December 24, 2019, 09:30 AM
Filed Under: Metals and Mining

The U.S. coal sector is seeing little hope of improvement in the next few years, after a long list of bankruptcies, power plant closures, layoffs and other troubles marred the industry's timeline over the last decade, writes Taylor Kuykendall, of S&P Global Intelligence.

Federal records show U.S. coal producers mined 1.09 billion tons of coal in 2010, a figure the U.S. Energy Information Administration expects to drop by more than one-third to 697 million tons in 2019. Given that the energy sector typically makes decisions on decadeslong timelines, the drop in coal production was dramatic as utilities migrated en masse to natural gas generation and, increasingly, renewable energy sources.

Seaport Global Securities LLC analyst Mark Levin wrote Dec. 3 that through the end of September, U.S. utility coal demand was annualizing to just 559 million tons, compared to 637 million tons of demand in 2018. If that plays out, U.S. utility coal demand would fall 12%, the highest annual decline since 2015 when it declined 13%.

"I think a decade ago, a lot of people would have had a hard time seeing [the shift away from coal] happening so quickly, even though the forces causing that were well underway a decade ago," said Robert Godby, an economist at the University of Wyoming.

Lazard Ltd. recently estimated that the mean levelized cost of energy for crystalline solar and wind generation in the U.S. in 2019 was about $40/MWh and $41/MWh, respectively. That compares to about $56/MWh for gas and $109/MWh for coal.

"During the Obama administration, older and smaller plants made up the bulk of the coal retirements," said Hannah Kolus, a research analyst with Rhodium Group LLC's energy and climate team. "But today larger and younger plants are more and more vulnerable.
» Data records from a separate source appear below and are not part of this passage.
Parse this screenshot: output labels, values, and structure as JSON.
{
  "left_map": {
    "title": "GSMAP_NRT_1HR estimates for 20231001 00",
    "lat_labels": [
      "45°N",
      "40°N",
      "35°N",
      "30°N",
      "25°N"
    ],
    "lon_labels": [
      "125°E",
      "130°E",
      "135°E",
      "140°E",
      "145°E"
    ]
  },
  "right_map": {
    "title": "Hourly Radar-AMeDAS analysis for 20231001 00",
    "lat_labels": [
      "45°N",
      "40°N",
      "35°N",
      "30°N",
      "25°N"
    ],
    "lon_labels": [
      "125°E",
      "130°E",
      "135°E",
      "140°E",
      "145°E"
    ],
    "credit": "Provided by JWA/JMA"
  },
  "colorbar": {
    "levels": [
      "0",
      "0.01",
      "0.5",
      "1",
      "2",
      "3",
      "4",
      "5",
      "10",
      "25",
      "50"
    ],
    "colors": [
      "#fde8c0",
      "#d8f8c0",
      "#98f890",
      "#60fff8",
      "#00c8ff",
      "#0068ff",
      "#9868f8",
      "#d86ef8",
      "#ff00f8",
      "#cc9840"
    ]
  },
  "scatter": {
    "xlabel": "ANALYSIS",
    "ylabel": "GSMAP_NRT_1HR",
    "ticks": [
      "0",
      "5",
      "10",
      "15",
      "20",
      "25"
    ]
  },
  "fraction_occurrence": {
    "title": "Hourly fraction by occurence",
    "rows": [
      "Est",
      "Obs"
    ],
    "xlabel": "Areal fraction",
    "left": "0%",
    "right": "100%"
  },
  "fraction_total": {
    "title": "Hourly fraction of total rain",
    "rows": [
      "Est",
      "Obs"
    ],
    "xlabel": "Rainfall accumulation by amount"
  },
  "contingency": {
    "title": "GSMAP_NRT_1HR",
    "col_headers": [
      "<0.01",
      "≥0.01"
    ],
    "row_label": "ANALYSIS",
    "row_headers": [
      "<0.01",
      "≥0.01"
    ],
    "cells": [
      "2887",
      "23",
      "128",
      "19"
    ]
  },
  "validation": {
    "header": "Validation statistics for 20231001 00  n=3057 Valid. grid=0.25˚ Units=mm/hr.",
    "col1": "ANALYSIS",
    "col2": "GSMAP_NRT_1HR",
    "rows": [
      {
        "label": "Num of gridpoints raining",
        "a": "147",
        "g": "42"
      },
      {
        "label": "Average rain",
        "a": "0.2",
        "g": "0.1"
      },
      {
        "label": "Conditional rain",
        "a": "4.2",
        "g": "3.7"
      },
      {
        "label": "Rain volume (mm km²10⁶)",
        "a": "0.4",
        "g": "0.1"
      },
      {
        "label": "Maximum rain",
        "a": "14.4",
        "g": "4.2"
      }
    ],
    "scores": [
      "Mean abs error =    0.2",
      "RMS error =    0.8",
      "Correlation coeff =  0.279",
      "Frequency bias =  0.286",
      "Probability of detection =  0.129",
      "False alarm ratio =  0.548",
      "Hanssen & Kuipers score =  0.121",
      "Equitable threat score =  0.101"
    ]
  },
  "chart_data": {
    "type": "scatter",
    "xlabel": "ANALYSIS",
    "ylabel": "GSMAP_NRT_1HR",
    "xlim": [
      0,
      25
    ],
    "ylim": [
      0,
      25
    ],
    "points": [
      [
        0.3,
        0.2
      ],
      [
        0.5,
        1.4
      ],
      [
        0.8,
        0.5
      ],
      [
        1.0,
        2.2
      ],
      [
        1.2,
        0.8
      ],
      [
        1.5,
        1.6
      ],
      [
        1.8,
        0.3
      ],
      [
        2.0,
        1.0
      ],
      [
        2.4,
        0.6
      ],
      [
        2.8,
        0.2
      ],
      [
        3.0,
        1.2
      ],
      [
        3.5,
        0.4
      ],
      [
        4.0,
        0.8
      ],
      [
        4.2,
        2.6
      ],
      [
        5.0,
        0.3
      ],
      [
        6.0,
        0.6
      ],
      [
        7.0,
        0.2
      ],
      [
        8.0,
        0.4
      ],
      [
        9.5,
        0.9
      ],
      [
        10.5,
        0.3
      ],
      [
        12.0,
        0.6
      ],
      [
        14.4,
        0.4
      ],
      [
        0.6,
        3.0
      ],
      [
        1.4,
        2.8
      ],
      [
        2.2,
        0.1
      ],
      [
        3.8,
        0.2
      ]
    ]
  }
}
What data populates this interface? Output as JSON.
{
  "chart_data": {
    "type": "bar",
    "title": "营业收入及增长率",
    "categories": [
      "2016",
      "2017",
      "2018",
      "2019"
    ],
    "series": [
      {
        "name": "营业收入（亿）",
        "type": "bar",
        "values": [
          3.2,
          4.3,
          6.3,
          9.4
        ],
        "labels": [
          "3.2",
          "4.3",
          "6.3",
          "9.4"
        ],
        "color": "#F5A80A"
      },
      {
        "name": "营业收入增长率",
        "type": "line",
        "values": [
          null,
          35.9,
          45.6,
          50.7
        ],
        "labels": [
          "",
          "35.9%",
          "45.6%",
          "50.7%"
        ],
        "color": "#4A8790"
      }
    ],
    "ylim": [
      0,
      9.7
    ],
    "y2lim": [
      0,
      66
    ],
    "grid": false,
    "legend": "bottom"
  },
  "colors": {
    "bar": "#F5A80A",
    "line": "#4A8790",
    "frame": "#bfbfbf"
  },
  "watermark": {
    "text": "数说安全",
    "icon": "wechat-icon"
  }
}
These coal plants are facing increasing economic pressure from cheap, natural gas and the decreasing cost of renewables like solar and wind."

The beginning of the decade saw much of the U.S. economy still recovering from the 2008 recession. Initially, the economy's turnaround drove a 4.5% increase in coal production in 2010.

Peabody Energy Corp., the largest coal miner based in the U.S., was hopeful in 2010 about long-term prospects for coal primarily due to an expected boom in Chinese demand. The company repeatedly touted a coming "supercycle" for coal demand. However, it was just a few years away from a bankruptcy reorganization driven by reduced coal demand, weakened export opportunities and significant debt accumulated to expand into global metallurgical coal markets.

"I believe we are in the early stages of a long-term supercycle for coal. And Peabody, with its unmatched asset base, market positions and growth projects, is uniquely positioned to capitalize on this sustained trend," Gregory Boyce, then chairman and CEO of Peabody, said in June 2010.

Peabody boasted a market capitalization of $17.29 billion in 2010, falling to $949.6 million as of Dec. 16.

Coal generation supplied about 45% of the nation's power in 2010. The U.S. Energy Information Administration's latest short-term energy outlook estimated coal's share of U.S. electricity generation nearly halving since the beginning of the decade, ending 2019 at an average of 25% and falling to 22% in 2020.

Coal companies, however, were not alone in their belief that the fuel would continue to dominate the domestic energy landscape. In 2012, for example, the EIA projected that coal's share of the U.S. generation mix would drop to 39%, but not until 2035.